The first phase of the Canada Emergency Wage Subsidy (CEWS) ended on June 6. Under the subsidy, the government offered to pay 75% of the wages if the company retained its workforce. The remaining 25% of the salaries were paid for by the company. Even though the government extended the CEWS to August 29, AC did not continue with the subsidy. The company doesn’t see any near- to mid-term recovery in its operations. Hence, it is futile to maintain a workforce needed to run a pre-pandemic-level operation.
Are Air Canada employees who are laid off eligible for CERB?
Adjusting its operations to the new normal, AC gave its employees the option to either take voluntary unpaid leaves for six to 24 months, reduced work hours, or resign. Canadian Union of Public Employees (CUPE) revealed that employees who took these options would not get CERB payment. This is because to be eligible for the CERB benefit of up to $2,000 per month, applicants should have “not quit their job voluntarily.”

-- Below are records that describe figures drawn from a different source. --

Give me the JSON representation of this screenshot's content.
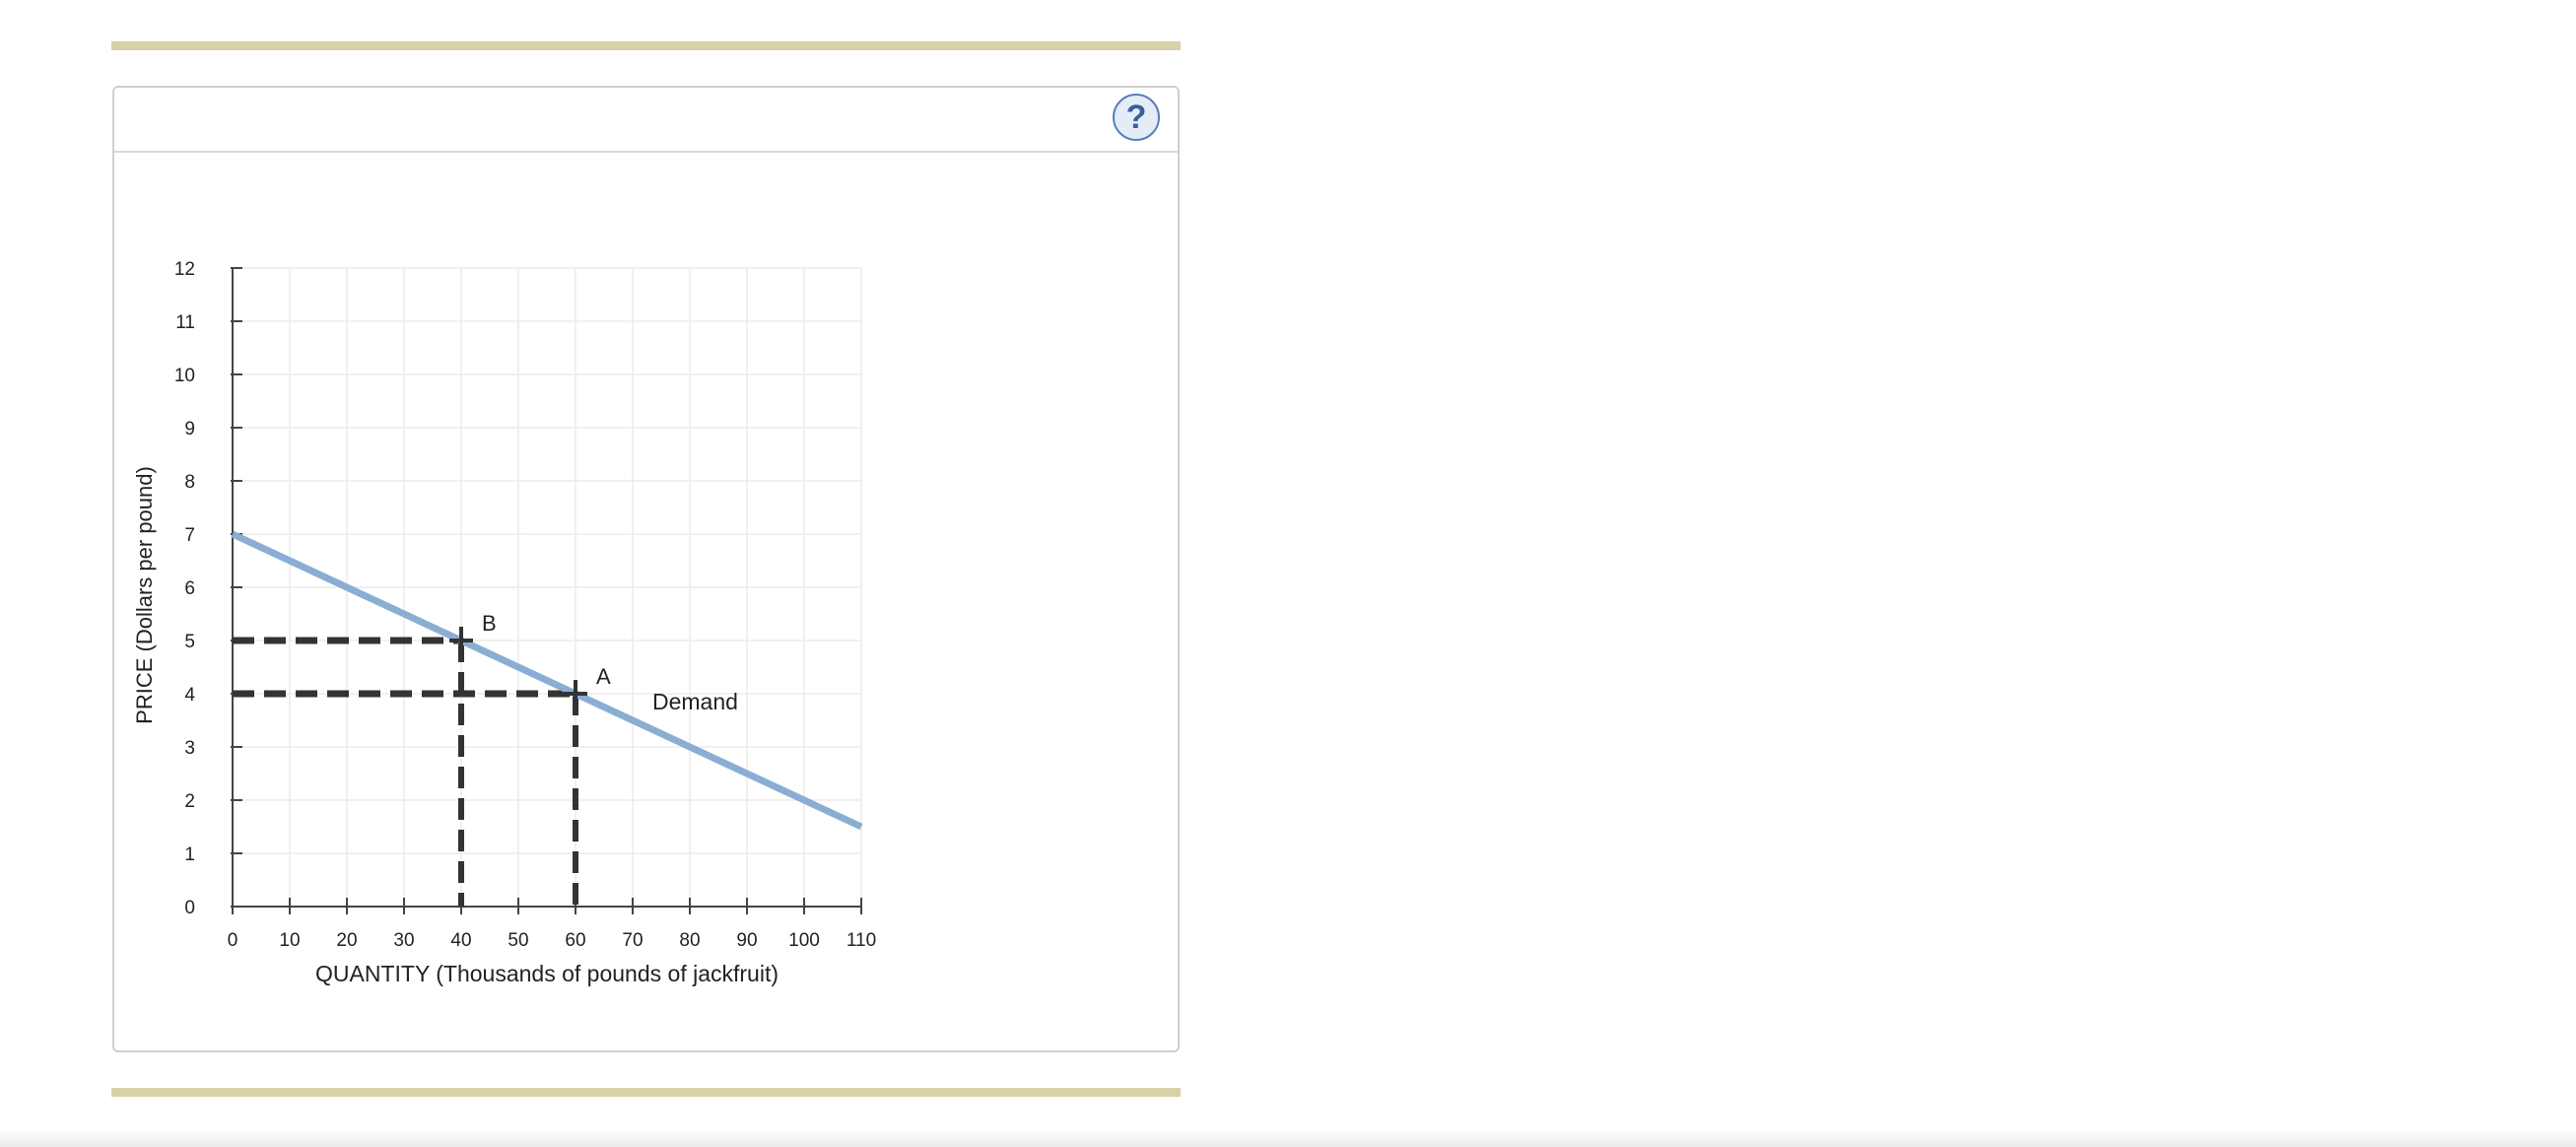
{
  "help": {
    "label": "?",
    "icon": "help-question-icon"
  },
  "colors": {
    "rule": "#d8d0a8",
    "demand_line": "#8aaed3",
    "dashed_guides": "#333333",
    "grid": "#ececec",
    "help_border": "#5a7fb5"
  },
  "chart_data": {
    "type": "line",
    "ylabel": "PRICE (Dollars per pound)",
    "xlabel": "QUANTITY (Thousands of pounds of jackfruit)",
    "xlim": [
      0,
      110
    ],
    "ylim": [
      0,
      12
    ],
    "x_ticks": [
      0,
      10,
      20,
      30,
      40,
      50,
      60,
      70,
      80,
      90,
      100,
      110
    ],
    "y_ticks": [
      0,
      1,
      2,
      3,
      4,
      5,
      6,
      7,
      8,
      9,
      10,
      11,
      12
    ],
    "grid": true,
    "series": [
      {
        "name": "Demand",
        "x": [
          0,
          110
        ],
        "y": [
          7,
          1.5
        ]
      }
    ],
    "points": [
      {
        "label": "B",
        "x": 40,
        "y": 5
      },
      {
        "label": "A",
        "x": 60,
        "y": 4
      }
    ]
  }
}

AC employees could either quit voluntarily and give up CERB or get fired and claim their CERB. Unlike Bombardier, which is slashing jobs but giving its CEO millions in severance pay, AC executives are taking a pay cut. Its CEO and CFO are forgoing their entire salary, while other senior executives are taking a 25-50% pay cut during the pandemic.
The above job cuts were important fro AC to perform fiduciary duties towards its shareholders, which is to generate profits and maintain financial stability. In the current pandemic environment, air travel has plunged to levels never seen before. The only way to survive is to resize its operations as per the demand. Hence, it is retiring 79 older aircraft and cutting its workforce to reduce its annual cost by more than $1 billion.
Air Canada will fight until its last breath
AC is doing everything to stay afloat. In the first quarter, it reported a net loss of $1 billion, which reduced its liquidity to $6.5 billion from $7.4 billion in the previous quarter. The company is burning $20 million in cash daily, which could result in a net loss of $1.8 billion in the second quarter. At this rate, it will deplete its liquidity by the end of the year. Hence, it has raised $1.6 billion in capital through stocks and debt to enhance its liquidity. It has also kept the option to secure funding against its $2.6 billion of unencumbered aircraft.
AC sees an increase in domestic travel, but this won’t stop cash burning. The real money comes from long-haul international flights. The airline is urging Prime Minister Justin Trudeau to relax travel restrictions to boost international travel. Once the international borders open and travel restrictions ease, AC plans to recall its employees.
Airlines are not out of troubled winds
All the above efforts will only help AC if its planes fly again this fall. But these efforts would vanish if a second wave of the pandemic reappears in the fall. AC will not be back to where it started. But it would be six feet under with little liquidity and massive debt. Its stock has the potential for a V-shape recovery. But the risk of the second wave of pandemic makes investing in this stock a gamble.